Шилов поклонился и вышел.
Что же это за человек, скажет читатель, умеющий вести себя с таким достоинством и в то же время способный на одну из самых низких подлостей, какие когда-либо пятнали человеческое «я»?
Это человек нашего века, это злодей во вкусе начала его, это поклонник денег, это человек без принципов, кроме одного, заключающегося в девизе – все хорошо, что богато, нарядно и имеет хороший вид.
Он презирал бедность и одним взмахом освободился от нее, ни минуты не задумываясь над качеством избранного средства.
Выкройка этих людей пришла к нам оттуда же, откуда идут и выкройки для ублажения наших жен и дочек.
Накануне суда
По камерам разнесли ночники.
Это значит – наступила тюремная ночь и окончился тюремный день.
Слава богу, что окончился, одним меньше в жизни, одним ближе к чему-то: к смерти или облегчению суровой участи.
Арестанты любят ночь более дня.
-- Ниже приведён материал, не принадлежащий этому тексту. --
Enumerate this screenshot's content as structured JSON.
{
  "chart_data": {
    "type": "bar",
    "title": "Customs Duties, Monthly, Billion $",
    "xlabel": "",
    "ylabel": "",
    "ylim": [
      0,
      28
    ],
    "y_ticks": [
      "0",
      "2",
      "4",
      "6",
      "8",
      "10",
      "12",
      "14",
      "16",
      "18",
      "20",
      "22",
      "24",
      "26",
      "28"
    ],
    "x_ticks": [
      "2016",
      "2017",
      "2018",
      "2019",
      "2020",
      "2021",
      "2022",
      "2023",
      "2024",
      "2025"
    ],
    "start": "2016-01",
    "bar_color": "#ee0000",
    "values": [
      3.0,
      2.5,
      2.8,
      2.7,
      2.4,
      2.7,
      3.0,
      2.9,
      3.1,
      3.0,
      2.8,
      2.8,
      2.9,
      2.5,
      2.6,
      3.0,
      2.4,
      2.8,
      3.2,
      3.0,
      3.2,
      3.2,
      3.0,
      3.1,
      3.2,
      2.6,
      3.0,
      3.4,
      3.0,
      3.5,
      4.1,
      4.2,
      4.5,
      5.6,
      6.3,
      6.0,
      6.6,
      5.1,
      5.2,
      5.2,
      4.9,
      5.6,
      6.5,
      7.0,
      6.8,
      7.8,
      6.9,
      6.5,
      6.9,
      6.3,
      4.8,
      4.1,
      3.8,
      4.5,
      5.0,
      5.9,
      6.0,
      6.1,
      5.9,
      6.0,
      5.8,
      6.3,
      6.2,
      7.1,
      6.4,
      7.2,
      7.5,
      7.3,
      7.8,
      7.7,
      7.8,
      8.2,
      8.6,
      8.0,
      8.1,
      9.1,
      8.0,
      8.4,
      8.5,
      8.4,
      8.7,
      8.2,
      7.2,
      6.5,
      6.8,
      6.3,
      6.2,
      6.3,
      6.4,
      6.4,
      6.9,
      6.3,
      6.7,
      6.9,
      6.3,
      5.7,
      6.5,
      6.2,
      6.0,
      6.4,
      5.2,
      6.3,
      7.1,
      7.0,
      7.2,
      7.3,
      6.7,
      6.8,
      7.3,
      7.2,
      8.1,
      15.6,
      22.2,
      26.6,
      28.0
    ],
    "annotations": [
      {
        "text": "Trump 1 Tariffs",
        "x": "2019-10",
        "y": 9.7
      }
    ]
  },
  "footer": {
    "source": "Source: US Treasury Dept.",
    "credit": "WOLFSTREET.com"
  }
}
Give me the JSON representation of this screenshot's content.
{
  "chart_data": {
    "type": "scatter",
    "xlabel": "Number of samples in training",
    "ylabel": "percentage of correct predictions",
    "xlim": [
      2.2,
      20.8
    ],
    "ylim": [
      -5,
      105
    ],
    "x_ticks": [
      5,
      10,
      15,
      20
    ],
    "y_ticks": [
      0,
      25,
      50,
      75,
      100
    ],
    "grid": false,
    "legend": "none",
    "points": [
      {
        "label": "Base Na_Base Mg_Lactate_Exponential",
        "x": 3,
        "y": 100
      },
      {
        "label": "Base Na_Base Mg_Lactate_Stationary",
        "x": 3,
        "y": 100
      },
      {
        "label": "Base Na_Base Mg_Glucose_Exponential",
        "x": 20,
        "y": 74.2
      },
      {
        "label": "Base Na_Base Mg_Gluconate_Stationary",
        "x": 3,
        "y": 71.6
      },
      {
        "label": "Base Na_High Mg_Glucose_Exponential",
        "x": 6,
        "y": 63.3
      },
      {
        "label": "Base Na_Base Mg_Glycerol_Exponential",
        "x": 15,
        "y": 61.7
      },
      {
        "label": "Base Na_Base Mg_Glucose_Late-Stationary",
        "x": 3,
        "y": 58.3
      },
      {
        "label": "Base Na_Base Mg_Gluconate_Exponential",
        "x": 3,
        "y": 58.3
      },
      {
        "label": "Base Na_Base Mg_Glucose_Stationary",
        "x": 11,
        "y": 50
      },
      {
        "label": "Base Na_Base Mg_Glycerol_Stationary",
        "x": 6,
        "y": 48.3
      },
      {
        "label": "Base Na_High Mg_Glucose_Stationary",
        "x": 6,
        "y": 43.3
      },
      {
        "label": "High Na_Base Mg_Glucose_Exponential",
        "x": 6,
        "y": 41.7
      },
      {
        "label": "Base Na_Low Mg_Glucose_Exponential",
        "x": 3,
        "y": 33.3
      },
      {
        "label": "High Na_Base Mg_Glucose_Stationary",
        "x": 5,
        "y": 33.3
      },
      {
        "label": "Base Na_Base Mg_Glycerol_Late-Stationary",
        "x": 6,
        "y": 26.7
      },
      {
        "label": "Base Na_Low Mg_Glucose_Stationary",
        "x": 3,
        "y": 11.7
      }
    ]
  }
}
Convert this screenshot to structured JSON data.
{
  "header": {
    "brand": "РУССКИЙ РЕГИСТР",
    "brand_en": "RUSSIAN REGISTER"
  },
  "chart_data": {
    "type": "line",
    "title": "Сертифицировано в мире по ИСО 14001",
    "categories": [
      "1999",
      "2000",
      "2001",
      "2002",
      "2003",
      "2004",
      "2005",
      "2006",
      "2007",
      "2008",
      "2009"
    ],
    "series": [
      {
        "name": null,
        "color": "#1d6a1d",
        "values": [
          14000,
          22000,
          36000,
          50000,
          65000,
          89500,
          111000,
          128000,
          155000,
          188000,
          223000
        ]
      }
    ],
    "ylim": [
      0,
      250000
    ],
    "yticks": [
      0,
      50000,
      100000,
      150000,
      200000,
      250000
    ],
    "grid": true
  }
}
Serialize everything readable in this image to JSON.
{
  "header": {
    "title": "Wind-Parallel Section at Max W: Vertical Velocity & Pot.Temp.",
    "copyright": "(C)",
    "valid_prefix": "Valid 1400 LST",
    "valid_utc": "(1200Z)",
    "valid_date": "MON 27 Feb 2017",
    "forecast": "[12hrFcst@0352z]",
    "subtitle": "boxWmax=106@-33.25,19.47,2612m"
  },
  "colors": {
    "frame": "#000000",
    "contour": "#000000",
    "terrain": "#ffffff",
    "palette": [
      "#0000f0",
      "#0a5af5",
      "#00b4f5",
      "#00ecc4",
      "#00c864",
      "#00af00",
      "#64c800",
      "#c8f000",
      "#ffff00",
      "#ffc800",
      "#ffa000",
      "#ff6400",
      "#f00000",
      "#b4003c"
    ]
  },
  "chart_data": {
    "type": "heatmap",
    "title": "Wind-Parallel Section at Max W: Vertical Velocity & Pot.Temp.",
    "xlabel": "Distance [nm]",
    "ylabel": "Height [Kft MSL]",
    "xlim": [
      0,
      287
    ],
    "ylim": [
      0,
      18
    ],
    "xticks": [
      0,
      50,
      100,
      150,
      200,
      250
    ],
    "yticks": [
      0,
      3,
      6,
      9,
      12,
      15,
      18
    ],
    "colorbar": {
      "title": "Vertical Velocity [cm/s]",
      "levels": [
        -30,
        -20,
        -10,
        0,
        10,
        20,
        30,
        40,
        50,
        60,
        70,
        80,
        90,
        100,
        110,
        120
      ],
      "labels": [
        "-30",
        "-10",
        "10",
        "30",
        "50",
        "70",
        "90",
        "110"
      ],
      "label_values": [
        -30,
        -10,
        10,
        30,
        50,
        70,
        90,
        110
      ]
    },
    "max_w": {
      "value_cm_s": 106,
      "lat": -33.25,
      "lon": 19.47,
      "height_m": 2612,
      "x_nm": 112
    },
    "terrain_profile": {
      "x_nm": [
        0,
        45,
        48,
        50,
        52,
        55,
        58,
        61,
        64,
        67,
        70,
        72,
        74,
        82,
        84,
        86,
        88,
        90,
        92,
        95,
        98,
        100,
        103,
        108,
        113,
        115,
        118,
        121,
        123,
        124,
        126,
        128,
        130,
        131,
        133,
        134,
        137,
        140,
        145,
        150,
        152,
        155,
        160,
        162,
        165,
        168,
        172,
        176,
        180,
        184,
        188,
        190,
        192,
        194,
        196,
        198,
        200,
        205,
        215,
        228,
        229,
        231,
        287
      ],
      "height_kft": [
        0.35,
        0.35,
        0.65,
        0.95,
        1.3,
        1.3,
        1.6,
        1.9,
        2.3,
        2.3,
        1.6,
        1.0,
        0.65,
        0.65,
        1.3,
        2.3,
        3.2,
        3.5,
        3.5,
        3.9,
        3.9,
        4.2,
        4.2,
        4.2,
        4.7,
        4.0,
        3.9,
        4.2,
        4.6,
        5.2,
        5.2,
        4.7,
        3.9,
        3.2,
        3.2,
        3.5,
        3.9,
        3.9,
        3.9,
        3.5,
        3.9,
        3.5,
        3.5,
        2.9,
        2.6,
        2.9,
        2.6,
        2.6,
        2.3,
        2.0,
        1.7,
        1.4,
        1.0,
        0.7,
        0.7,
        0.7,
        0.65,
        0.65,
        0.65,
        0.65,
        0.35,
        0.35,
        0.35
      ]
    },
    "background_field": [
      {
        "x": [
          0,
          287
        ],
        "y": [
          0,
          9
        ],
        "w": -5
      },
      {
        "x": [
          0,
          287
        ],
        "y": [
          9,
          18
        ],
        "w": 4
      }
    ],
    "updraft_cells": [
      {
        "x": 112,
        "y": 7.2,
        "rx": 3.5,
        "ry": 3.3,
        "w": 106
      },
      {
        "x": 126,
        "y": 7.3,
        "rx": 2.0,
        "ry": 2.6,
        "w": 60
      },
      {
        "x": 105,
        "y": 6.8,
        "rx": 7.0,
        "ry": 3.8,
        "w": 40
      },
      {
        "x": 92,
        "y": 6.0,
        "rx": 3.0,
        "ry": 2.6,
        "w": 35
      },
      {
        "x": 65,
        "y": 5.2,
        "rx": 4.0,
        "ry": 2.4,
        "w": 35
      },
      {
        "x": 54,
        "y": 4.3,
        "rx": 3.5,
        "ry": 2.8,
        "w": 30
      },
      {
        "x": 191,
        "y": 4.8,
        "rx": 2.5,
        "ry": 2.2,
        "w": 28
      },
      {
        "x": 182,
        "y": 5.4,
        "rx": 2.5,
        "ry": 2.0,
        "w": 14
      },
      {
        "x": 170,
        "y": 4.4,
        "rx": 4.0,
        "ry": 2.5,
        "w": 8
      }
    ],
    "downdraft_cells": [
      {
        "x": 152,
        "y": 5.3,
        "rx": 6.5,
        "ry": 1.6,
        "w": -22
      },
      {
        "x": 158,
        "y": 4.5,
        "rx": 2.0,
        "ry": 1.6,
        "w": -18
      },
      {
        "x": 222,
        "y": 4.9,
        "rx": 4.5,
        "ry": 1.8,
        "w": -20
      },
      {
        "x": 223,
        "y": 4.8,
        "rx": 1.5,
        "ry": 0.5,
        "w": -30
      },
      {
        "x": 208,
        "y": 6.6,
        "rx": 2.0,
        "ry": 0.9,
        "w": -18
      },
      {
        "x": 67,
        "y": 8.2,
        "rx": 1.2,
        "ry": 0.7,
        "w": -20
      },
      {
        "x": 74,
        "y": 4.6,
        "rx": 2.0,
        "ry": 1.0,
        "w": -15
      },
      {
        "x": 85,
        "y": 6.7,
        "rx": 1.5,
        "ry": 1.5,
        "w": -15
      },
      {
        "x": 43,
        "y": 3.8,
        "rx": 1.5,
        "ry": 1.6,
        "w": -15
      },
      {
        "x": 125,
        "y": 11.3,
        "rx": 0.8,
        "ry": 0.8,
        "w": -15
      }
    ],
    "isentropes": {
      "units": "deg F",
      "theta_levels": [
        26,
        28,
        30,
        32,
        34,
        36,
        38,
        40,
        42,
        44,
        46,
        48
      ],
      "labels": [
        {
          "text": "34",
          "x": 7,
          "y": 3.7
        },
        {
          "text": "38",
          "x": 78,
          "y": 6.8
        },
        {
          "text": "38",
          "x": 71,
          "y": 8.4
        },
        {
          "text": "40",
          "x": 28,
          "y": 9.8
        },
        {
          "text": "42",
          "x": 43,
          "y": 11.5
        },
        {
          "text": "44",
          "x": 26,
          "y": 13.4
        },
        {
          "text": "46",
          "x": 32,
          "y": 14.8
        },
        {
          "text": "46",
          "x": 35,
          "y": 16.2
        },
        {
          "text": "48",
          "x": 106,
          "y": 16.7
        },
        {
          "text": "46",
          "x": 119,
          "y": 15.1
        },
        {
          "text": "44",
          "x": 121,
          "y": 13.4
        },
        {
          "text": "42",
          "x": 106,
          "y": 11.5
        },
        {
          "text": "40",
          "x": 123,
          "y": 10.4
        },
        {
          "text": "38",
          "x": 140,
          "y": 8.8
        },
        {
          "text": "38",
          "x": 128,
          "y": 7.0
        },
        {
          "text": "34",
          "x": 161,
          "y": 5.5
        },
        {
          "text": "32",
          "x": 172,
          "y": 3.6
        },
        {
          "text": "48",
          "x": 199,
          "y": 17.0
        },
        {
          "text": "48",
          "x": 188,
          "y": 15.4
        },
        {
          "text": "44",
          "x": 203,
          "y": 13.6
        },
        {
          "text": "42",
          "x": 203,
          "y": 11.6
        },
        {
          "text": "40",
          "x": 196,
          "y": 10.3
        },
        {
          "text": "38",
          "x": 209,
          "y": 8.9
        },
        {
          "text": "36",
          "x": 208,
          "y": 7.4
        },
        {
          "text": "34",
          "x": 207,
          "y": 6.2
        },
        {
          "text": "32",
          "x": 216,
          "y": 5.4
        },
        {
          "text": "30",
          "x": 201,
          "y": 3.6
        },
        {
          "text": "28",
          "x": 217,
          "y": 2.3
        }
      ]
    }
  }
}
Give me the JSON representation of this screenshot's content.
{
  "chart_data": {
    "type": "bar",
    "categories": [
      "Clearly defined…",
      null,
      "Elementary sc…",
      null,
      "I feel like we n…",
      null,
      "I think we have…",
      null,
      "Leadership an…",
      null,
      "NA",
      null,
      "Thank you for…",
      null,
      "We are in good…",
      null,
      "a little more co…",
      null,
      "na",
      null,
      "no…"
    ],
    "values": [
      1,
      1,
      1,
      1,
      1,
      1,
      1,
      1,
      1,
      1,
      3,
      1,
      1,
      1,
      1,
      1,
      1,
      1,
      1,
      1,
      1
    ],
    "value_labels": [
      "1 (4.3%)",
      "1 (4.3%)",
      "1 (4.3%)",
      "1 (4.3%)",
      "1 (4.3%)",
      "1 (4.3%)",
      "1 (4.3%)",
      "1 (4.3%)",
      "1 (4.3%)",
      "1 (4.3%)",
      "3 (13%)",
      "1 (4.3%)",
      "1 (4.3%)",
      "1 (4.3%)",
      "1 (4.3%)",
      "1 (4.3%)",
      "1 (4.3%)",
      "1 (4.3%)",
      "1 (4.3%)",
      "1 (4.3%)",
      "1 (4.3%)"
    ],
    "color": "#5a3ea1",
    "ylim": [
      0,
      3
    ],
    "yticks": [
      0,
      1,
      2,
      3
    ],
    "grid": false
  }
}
Потому они любят ее, что, во-первых, она меньше напоминает о свободе, разлука с которой тем ощутительнее и тоска по ней тем жгуче, чем ярче день, чем голубее клочок неба, только и видный в верхнее оконце арестантской камеры.
Проходив почти весь день из угла в угол, Краев лег на постель.
Уже два месяца ровно, два месяца сегодня, как он томится в этой мрачной камере.
Многое изменилось с тех пор.
Собственно, он, Краев, знает только, что жена переехала с дачи в город и поэтому навещает его теперь каждый приемный день.
Знает он от нее, что живет она на деньги графа Сламоты, что этот граф – чудный старик, что у него благородная, чисто дворянская душа.
С большой похвалой также Таня отзывается о Смельском.
Ну, этого-то он и сам знает, и сам успел полюбить.
Это честный, хороший человек!
Дальше она рассказала ему, что с Анной что-то неладно, что она убежала от нее с управляющим графа, что граф отказал ему от места и временно делами его управляет Смельский.
Граф теперь живет в Петербурге и очень интересуется, чем кончится его дело. Но, несмотря на то что граф прогнал от себя Шилова, он не верит в то, что он оклеветал Краева.
Татьяна Николаевна, сообщая это, заливалась слезами, хрустели от отчаяния заломленные пальцы и у несчастного невиновного узника, но что поделаешь – не верят, и кончено.
Дошло наконец до того, что Краев и сам себе не стал верить, и сам себя начал допрашивать в минуты помутнения сознания:
– Да и правда, не украл ли я эти деньги?… Может быть, со мной случился какой-нибудь припадок сумасшествия, может быть, взамен одного я помню другое?
И холодный пот орошал лицо несчастного, и дико блуждали полные слез глаза, и падал он на свою соломенную подушку, весь трясясь от рыданий.
Но вот завтра суд.
Сегодня была Таня, был Антон Иванович, они говорили что-то и между собой, и с ним, а он ничего и не помнит, словно во сне промелькнули их фигуры.
Завтра суд!..
Только заключенный может понять всю грандиозность этих слов.
Завтра суд!..
Завтра решится участь его.
Краев упал перед медным образком, прилепленным в углу каземата, и долго молился.
Мираж
Есть странные женские натуры. Психология их по сложности своей стоит наряду с самыми серьезными проблемами философии.
Спроси у каждой такой женщины собственное мнение о себе, и она затруднится с ответом, если захочет быть искренней.
Проще всего определить их характер отсутствием устойчивости, может быть, по этим типам и складывается общее понятие о легкости женского характера, тогда как на самом деле это далеко несправедливо в отношении других женщин.